Understanding, predicting, and generating object motions and transformations is a core problem in artificial intelligence.
Modeling sequences of evolving images may provide better representations and models of motion and may ultimately be used for forecasting, simulation, or video generation.
Diagrammatic Abstract Reasoning is an avenue in which diagrams evolve in complex patterns and one needs to infer the underlying pattern sequence and generate the next image in the sequence.
An Example with an Explanation
An explanation of the ground truth is that the dashed line first goes to the left, then to the right, and then on both sides, and also changes from single to double, hence the ground truth should have double dashed lines on both the sides. On the corners, the number of slanted lines increase by one after every two images, hence the ground truth should have four slant lines on both the corners.
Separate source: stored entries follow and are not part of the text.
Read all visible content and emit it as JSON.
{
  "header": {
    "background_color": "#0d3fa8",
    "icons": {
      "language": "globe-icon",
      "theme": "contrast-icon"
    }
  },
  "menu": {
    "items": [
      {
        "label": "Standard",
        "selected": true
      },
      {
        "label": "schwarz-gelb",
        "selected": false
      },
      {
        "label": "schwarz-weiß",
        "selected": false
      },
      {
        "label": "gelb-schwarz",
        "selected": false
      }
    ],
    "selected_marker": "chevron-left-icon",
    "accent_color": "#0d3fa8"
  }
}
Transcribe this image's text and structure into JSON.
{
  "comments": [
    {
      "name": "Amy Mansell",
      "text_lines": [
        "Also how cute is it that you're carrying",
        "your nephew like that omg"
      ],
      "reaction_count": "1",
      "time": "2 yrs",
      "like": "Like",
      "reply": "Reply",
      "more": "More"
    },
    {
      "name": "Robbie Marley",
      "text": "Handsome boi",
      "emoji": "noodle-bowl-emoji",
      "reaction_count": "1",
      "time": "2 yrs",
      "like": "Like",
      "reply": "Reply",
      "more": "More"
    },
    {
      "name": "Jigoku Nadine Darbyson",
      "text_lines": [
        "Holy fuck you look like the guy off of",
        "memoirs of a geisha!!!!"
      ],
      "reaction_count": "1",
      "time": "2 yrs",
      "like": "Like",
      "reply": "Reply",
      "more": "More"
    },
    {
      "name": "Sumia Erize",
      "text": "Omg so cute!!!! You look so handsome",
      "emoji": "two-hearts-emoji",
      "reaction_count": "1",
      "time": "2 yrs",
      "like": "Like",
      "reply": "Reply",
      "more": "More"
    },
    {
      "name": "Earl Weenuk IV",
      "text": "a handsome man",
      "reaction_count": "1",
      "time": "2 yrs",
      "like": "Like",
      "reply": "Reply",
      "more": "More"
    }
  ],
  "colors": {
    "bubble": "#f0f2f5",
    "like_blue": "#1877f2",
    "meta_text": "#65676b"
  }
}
Some More Example Problems From DAT-DAR Dataset
GANs have been shown to be useful in several image generation and manipulation tasks and hence it was a natural choice to prevent the model make fuzzy generations.
In Context-RNN-GAN, 'context' refers to the adversary receiving previous images (modeled as an RNN) and the generator is also an RNN. The name distinguishes it from our simpler RNN GAN model where the adversary is not contextual (as it only uses a single image) and only the generator is an RNN.
The discriminator is modeled as a GRU-RNN which gets all the preceding images to decide whether the generation by the Generator is the correct image for the timestep.
The generator is modeled as a GRU-RNN which tries to generate an image using the preceding images. It is guided by the contextual discriminator to produce real looking images.